– Les solutions du Conseil ont-elles réellement fait progresser l'humanité ces temps derniers? reprit Monsieur. Il n'y a vraiment pas de quoi pavoiser, non? Bientôt, on ne pourra plus influencer un simple froissement d'aile de papillon… ni Lui ni Moi d'ailleurs, dit-il, désignant le mur au fond de la pièce. Si les éminents membres de mon assemblée avaient fait preuve d'un peu plus de modernité, je n'aurais pas à relever un défi aussi absurde! Mais le pari est lancé, alors il nous faut du neuf, de l'original, du brillant et, surtout, de la créativité! Une nouvelle campagne s'engage, et c'est le sort de cette maison qui est en jeu, que Diable!
On frappa aussitôt trois coups à la cloison mitoyenne, Monsieur la regarda d'un air agacé et s'assit à l'extrémité de la table.
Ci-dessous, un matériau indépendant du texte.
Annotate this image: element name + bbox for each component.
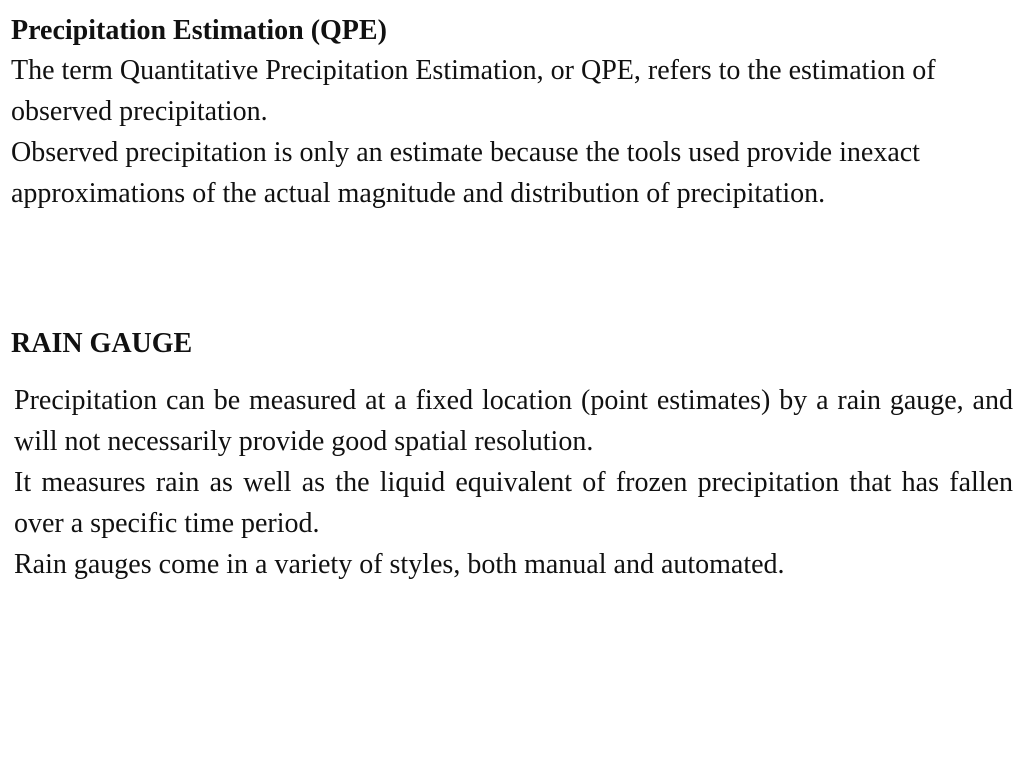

L'air malin, Il avisa Michaël.
– Montre-moi donc ce que tu caches sous ton bras!
Confus, son fidèle adjoint s'approcha et déposa devant lui une chemise cartonnée. Monsieur ouvrit le rabat et fit défiler les premiers feuillets, son œil s'éclaira, les plissements de son front dénotaient l'intérêt grandissant qu'il portait à sa lecture. Ilsouleva le dernier onglet et examina attentivement la série de photographies jointes.
Blonde, recueillie dans une allée du vieux cimetière de Prague, brune, courant le long des canaux de Saint-Pétersbourg, rousse, attentive sous la tour Eiffel, cheveux courts à Rabat, longs et dans le vent à Rome, bouclés place de l'Europe à Madrid, ambrés dans les ruelles de Tanger, elle était toujours ravissante. De face ou de profil, son visage était simplement angélique. Interrogatif, Monsieur désigna le seul cliché où l'épaule de Zofia était dénudée: un léger détail retint son attention.
– C'est un petit dessin, s'empressa de dire Michaël en croisant les doigts. Une toute petite paire d'ailes de rien du tout, une coquetterie, un tatouage… un peu moderne peut-être? Mais on peut l'effacer!